Despite the fact that 81% of people don’t believe in the long-term success of those with degrees in dance, the survey also revealed that, out of 130 dance or performing arts graduates questioned, only 15 were currently unemployed.

Out of the remaining 115, 59 stated they were in a career related to their degree, whilst 57 were employed, but not in a career related to what they studied.

The survey was carried out by Dance Direct, in a bid to uncover UK perceptions of students pursuing a career in the extremely competitive dance industry.

It also found that 55% of the UK population think that it’s harder to get a job in a performing arts discipline, rather than a more traditional area such as business, teaching or scientific studies.

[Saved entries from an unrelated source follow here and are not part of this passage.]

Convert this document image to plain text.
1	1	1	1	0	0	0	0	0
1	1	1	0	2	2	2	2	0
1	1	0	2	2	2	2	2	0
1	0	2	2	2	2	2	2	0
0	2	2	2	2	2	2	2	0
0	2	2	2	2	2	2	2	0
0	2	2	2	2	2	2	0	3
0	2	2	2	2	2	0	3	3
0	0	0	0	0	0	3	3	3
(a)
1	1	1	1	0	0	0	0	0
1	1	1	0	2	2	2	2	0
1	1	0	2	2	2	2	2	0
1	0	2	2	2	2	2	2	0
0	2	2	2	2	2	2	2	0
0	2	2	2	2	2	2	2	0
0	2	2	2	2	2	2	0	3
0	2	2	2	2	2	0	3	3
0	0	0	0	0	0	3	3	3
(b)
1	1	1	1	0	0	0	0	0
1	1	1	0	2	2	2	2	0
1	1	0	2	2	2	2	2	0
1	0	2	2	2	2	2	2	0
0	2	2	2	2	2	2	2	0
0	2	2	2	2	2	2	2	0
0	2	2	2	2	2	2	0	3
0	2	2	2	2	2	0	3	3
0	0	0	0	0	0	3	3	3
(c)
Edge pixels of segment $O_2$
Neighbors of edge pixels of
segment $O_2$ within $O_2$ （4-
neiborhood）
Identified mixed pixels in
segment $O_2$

43% also believe that a dance career would burn out whilst the person is in their thirties.

Coming alongside a context of increased tuition fees and debate over the value of university education vs. on the job training, the survey results are likely to add fuel to the arguments of those opposed to so-called ‘easy’ degree options.

Maybe unsurprisingly, it appears that the younger you are, the higher your opinion of dance and performing arts degrees.

Whilst 38% of 18-24 year olds see this type of degree as valuable as a theoretical subject, just 15% of 55+ year olds agree – highlighting a clear disparity in the opinions of recent graduates compared to those of their parents’ and grandparents’ generation.